Кажется, этого голоса больше никто не слышал. Я обернулся к двери. В щель заглядывал чей-то глаз. Раньше никто не изъявлял желания говорить со мной, кроме Ульриха и Николая, по этому я не обратил внимания на этот голос и вернулся к своей трапезе.
– Псст! Эй, монах!
Я снова обернулся и на этот раз увидел голову Амалии Дуфт, заглядывающую в приоткрытую дверь.
– Иди сюда!
Я повиновался, правда с осторожностью, будучи уже хорошо осведомлен о том, что за дружескими увертюрами часто следуют жестокие шутки. Едва я подошел к двери, Амалия схватила меня за руку, вытащила из комнаты и захлопнула за нами дверь. На ней был белый пеньюар, и она очень сердито смотрела на меня.
– Ты отвратителен, – сказала она.
Я подумал: Почему люди ищут меня только для того, чтобы обидеть?
Но потом мне пришло в голову, что на самом деле вся нижняя часть моего лица лоснится от бараньего сока и куриного жира. Я вытер лицо рукавом своей певческой накидки. Амалия застонала и, схватив меня за руку, потащила по коридору. В умывальной она вытерла мне лицо и руки мягким полотенцем и бросила его на пол.
– Быстро, – сказала она и потянула меня за рукав. – Я уже должна быть в постели.
Звяканье, шум падающих капель и бормотание дома Дуфтов то приближались ко мне, то отступали, покуда она вела меня по коридорам известным только ей путем, который я сам вряд ли смог бы повторить. Мы почти бежали, и из-за хромоты она раскачивалась из стороны в сторону. Амалия снова посмотрела на меня.
– Очень многие люди падают с крыши, – сказала она. – Матиас фон Груббер упал с той же самой крыши, что и я, но только он приземлился на кучу навоза. А я на плуг. Каролина говорит, что Бог сделал это для того, чтобы утихомирить меня, но это меня не утихомирило, да и в любом случае Бога нет.

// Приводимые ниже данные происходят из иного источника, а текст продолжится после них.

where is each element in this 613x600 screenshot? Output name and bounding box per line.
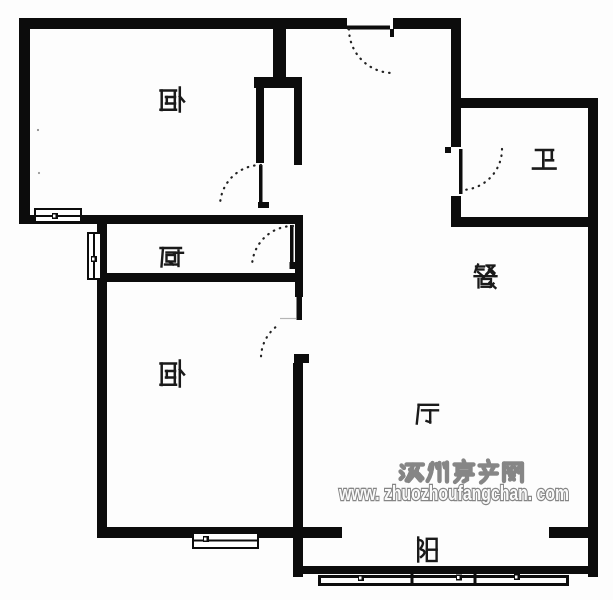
svg-text:www. zhuozhoufangchan. com: www. zhuozhoufangchan. com bbox=[338, 483, 569, 505]
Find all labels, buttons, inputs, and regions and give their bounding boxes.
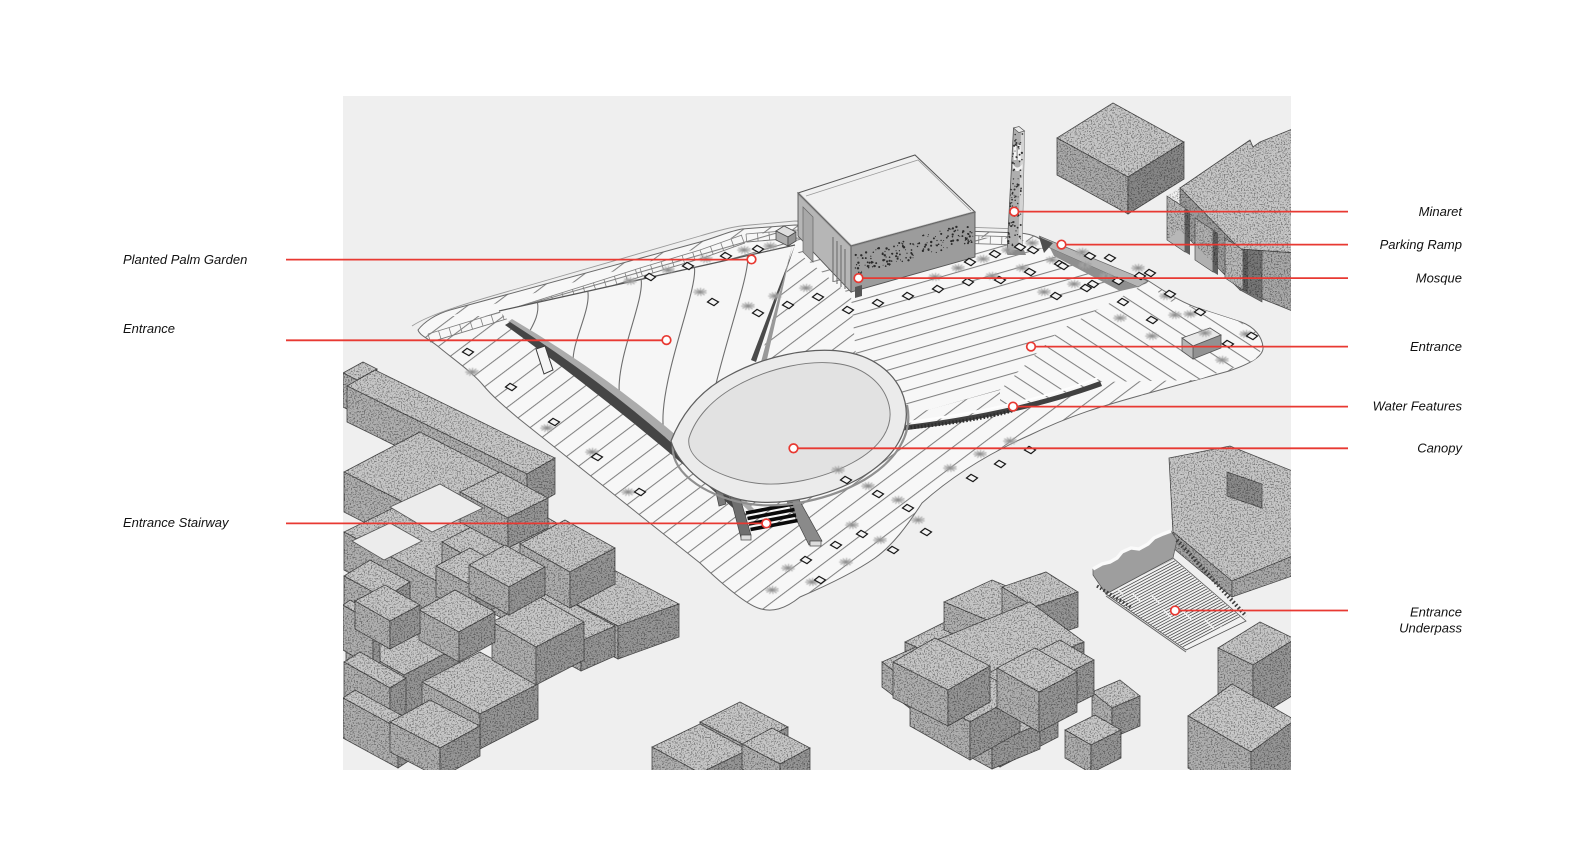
svg-text:Mosque: Mosque — [1416, 270, 1462, 285]
svg-text:Water Features: Water Features — [1373, 399, 1463, 414]
svg-text:Planted Palm Garden: Planted Palm Garden — [123, 252, 247, 267]
svg-text:Entrance Stairway: Entrance Stairway — [123, 515, 230, 530]
svg-text:Minaret: Minaret — [1419, 204, 1464, 219]
svg-text:Parking Ramp: Parking Ramp — [1380, 237, 1462, 252]
svg-text:Entrance: Entrance — [1410, 339, 1462, 354]
svg-text:Underpass: Underpass — [1399, 621, 1462, 636]
svg-text:Entrance: Entrance — [1410, 604, 1462, 619]
svg-text:Entrance: Entrance — [123, 321, 175, 336]
svg-text:Canopy: Canopy — [1417, 441, 1463, 456]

Последнее замечание заставило меня отшатнуться от нее в ужасе, но она с удвоенной силой потащила меня за собой. Когда же я снова ничего не сказал, она покачала головой:
– Почему ты не говоришь?
Потому что я не знаю, что сказать, ответил бы я, если бы набрался смелости.

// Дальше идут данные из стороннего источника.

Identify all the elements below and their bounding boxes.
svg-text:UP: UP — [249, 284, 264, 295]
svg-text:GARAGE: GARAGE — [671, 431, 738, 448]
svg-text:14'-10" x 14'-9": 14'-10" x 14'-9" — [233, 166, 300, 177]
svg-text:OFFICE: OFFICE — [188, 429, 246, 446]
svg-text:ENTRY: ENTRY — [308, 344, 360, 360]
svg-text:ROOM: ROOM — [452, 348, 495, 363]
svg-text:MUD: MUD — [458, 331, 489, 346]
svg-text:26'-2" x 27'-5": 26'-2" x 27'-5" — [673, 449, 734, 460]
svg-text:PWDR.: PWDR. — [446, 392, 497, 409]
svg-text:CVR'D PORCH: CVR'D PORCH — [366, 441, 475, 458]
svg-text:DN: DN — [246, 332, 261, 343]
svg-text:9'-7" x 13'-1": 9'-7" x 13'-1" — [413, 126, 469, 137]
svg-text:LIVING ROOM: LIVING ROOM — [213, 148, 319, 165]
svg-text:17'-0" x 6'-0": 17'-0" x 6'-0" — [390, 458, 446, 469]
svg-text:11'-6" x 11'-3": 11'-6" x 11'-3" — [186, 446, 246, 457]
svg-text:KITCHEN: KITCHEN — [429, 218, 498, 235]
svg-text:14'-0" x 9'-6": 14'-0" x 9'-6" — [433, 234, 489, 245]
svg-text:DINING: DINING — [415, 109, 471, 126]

Она пожала плечами и продолжила:
– Я не против. Ненавижу слушать людей. Мари вот никак не заткнется. Я пыталась залепить уши воском, так она, чтобы ее услышали, начала кричать. Ты конечно же можешь не молчать, но и болтать ты не обязан.
Никто раньше не говорил мне так много слов, кроме Николая и Ульриха. И вообще, все это выглядело весьма подозрительно. Мне никогда не найти дороги обратно, если она бросит меня здесь или, что еще хуже, отведет меня в компанию своих злобных друзей. На нашем пути больше не было окон, и звуки из стен становились все слабее и слабее. Я рассудил, что мы зашли в не обитаемую часть дома Дуфтов.
Наконец она замедлила шаги. В конце длинного прохода стоял стол, за ним виднелась двустворчатая дверь. За столом сидел старик, глаза его были полузакрыты. Перед ним на столе стояла свеча и были аккуратно разложены гусиное перо, бумага и серебряные часы.
– Фройляйн Дуфт, – отчетливо произнес он, когда мы приблизились, и написал что-то на бумаге.